Better Than Best
This was the mantra that shaped me from a very young age.
When a straight-A student (me) came home to an uneducated parent (George finished grade 6) with a report card most parents would frame, George didn’t quite know how to guide his firstborn.
So he asked,
“Are you the best in your class?”
“Yes.”
“Well then, you’ve got to be better than best.”
That phrase “better than best” lodged itself deep in my psyche. It drove me. It rewarded me. It also wrecked me.
There was no finish line. No moment of “enough.” Just the next thing to conquer.
The rude awakening came in architecture school, where I was surrounded by other straight-A students; many of them more worldly, more mature, more everything. I wasn’t the best anymore. And I didn’t know who I was without that title.
I don’t fault George. He was doing his best. He didn’t have a roadmap for raising a daughter who excelled in a world he didn’t understand. So he gave me the only compass he had: keep going.

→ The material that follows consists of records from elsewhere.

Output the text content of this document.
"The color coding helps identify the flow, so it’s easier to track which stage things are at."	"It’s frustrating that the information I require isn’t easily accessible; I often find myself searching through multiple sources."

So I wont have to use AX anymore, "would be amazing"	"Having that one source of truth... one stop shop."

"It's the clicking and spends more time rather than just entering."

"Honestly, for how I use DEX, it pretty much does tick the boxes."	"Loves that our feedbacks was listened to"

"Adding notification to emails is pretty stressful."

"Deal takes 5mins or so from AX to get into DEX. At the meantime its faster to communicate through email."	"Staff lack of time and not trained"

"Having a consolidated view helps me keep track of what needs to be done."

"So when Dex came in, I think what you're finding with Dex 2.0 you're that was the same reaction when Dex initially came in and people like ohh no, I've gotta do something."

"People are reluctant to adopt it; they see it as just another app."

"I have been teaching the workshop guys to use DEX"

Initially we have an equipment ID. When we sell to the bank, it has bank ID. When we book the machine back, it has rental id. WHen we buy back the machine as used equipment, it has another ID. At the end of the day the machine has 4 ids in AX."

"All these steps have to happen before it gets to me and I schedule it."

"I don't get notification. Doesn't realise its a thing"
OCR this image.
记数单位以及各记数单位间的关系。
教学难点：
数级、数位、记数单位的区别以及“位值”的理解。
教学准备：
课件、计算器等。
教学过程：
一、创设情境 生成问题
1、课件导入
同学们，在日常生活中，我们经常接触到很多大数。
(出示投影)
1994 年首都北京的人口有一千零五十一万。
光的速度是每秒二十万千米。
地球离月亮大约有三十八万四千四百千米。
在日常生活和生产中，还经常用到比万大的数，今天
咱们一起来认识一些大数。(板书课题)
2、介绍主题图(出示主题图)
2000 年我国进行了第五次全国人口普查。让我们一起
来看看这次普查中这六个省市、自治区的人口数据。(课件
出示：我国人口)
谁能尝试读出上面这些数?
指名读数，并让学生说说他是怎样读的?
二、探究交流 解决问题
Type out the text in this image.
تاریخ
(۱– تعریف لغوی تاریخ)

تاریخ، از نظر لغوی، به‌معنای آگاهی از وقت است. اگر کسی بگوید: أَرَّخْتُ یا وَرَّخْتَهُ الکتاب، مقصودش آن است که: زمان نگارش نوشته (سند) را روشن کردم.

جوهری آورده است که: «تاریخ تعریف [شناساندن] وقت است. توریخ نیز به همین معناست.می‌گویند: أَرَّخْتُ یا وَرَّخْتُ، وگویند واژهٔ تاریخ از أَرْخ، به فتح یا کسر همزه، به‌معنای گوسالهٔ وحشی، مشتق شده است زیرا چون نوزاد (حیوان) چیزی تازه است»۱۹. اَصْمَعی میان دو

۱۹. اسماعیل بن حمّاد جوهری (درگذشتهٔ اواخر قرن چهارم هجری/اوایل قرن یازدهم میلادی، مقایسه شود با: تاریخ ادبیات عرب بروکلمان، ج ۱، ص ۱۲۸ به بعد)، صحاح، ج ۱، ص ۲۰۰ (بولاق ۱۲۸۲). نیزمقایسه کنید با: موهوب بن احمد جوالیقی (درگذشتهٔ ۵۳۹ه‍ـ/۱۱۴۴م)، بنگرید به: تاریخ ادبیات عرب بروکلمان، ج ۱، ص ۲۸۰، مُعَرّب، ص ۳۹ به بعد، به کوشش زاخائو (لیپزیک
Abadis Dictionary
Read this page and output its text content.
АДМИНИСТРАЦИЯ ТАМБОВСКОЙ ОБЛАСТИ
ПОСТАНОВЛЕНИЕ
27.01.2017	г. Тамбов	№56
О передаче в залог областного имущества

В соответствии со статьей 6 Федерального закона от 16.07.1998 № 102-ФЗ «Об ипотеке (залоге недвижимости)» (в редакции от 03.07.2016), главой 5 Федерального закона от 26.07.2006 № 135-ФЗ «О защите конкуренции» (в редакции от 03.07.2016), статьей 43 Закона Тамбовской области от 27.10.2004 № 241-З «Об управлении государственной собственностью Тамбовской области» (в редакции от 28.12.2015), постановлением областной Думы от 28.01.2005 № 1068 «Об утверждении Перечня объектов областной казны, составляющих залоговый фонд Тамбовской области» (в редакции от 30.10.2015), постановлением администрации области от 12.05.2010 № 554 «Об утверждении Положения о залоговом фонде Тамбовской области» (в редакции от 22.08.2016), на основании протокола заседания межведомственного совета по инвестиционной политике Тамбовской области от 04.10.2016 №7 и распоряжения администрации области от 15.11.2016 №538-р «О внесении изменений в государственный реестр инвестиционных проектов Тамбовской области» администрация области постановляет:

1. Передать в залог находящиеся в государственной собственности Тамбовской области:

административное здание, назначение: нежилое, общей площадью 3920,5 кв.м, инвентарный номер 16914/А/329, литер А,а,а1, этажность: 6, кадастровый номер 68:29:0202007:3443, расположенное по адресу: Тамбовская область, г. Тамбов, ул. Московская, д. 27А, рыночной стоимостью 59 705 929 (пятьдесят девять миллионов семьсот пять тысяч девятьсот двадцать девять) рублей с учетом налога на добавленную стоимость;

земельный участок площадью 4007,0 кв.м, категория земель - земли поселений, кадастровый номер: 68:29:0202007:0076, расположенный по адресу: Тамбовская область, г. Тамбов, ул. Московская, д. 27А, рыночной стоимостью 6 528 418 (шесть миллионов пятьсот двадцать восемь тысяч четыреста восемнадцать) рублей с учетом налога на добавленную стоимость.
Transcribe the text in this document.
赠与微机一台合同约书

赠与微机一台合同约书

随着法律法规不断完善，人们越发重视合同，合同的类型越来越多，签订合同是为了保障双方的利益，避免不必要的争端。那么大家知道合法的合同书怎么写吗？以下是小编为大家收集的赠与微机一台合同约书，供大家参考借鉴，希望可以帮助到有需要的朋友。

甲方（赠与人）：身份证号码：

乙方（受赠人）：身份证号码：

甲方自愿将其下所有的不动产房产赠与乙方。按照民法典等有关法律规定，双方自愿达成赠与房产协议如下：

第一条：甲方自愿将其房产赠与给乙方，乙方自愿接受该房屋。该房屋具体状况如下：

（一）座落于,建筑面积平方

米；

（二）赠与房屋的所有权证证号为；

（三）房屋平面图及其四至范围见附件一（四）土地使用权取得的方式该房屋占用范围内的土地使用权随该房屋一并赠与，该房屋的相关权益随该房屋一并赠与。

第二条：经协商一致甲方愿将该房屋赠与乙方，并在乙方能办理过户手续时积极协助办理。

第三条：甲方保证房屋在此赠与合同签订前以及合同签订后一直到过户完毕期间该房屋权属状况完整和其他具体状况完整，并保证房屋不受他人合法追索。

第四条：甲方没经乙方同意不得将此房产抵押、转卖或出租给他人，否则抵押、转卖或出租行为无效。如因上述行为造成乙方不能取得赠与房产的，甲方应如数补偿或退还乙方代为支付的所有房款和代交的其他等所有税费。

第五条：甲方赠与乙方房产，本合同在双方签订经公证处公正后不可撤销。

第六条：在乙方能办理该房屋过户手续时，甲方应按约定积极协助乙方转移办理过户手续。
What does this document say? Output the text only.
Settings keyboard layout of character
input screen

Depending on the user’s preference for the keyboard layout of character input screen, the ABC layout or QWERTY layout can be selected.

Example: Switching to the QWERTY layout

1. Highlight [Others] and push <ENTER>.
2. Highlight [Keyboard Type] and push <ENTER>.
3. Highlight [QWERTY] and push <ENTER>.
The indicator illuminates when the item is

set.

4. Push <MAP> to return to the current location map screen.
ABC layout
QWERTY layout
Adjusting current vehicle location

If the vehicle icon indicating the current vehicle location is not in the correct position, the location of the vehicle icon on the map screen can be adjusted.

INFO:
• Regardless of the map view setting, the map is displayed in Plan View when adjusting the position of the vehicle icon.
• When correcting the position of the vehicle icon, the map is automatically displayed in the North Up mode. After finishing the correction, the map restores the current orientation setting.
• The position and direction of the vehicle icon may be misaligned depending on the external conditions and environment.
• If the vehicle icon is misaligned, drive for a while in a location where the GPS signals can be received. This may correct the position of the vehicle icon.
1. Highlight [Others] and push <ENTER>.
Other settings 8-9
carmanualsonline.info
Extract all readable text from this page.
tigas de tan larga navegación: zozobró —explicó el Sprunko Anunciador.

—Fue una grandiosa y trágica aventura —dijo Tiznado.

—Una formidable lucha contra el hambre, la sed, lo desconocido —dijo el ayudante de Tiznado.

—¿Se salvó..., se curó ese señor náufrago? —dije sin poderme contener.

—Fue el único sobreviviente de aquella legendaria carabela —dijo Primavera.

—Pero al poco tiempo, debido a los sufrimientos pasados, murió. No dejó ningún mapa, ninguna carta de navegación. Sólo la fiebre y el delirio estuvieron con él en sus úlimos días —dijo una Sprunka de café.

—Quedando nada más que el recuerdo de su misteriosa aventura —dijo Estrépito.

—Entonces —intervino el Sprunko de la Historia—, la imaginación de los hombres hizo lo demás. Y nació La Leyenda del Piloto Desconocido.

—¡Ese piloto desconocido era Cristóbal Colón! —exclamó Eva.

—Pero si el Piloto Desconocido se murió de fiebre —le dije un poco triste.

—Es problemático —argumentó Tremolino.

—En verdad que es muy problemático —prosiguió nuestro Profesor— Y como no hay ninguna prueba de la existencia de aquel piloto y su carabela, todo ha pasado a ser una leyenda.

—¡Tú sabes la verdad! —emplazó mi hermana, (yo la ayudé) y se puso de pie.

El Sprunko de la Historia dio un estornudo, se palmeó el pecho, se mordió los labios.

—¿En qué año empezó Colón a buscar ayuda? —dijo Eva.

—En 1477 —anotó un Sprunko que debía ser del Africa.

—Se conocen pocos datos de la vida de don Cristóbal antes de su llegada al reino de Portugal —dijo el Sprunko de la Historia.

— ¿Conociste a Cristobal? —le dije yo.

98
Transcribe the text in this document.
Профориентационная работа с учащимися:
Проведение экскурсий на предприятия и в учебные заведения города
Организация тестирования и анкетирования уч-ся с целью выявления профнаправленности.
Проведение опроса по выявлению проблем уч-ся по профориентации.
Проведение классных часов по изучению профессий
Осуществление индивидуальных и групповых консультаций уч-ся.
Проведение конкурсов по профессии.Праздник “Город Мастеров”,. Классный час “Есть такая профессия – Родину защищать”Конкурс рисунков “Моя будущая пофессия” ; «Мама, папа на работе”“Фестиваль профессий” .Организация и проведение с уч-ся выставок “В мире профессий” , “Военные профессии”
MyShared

And I did. Through degrees, promotions, titles, achievements. Through burnout, reinvention, and eventually, clarity.
It’s taken me a long time to understand that success isn’t what you achieve; it’s how you show up. How you treat your friends, your family, and strangers on the street. How you make the world better, starting with yourself.
That’s the journey I’m on now. Not chasing “better than best.” Just trying to be better than yesterday.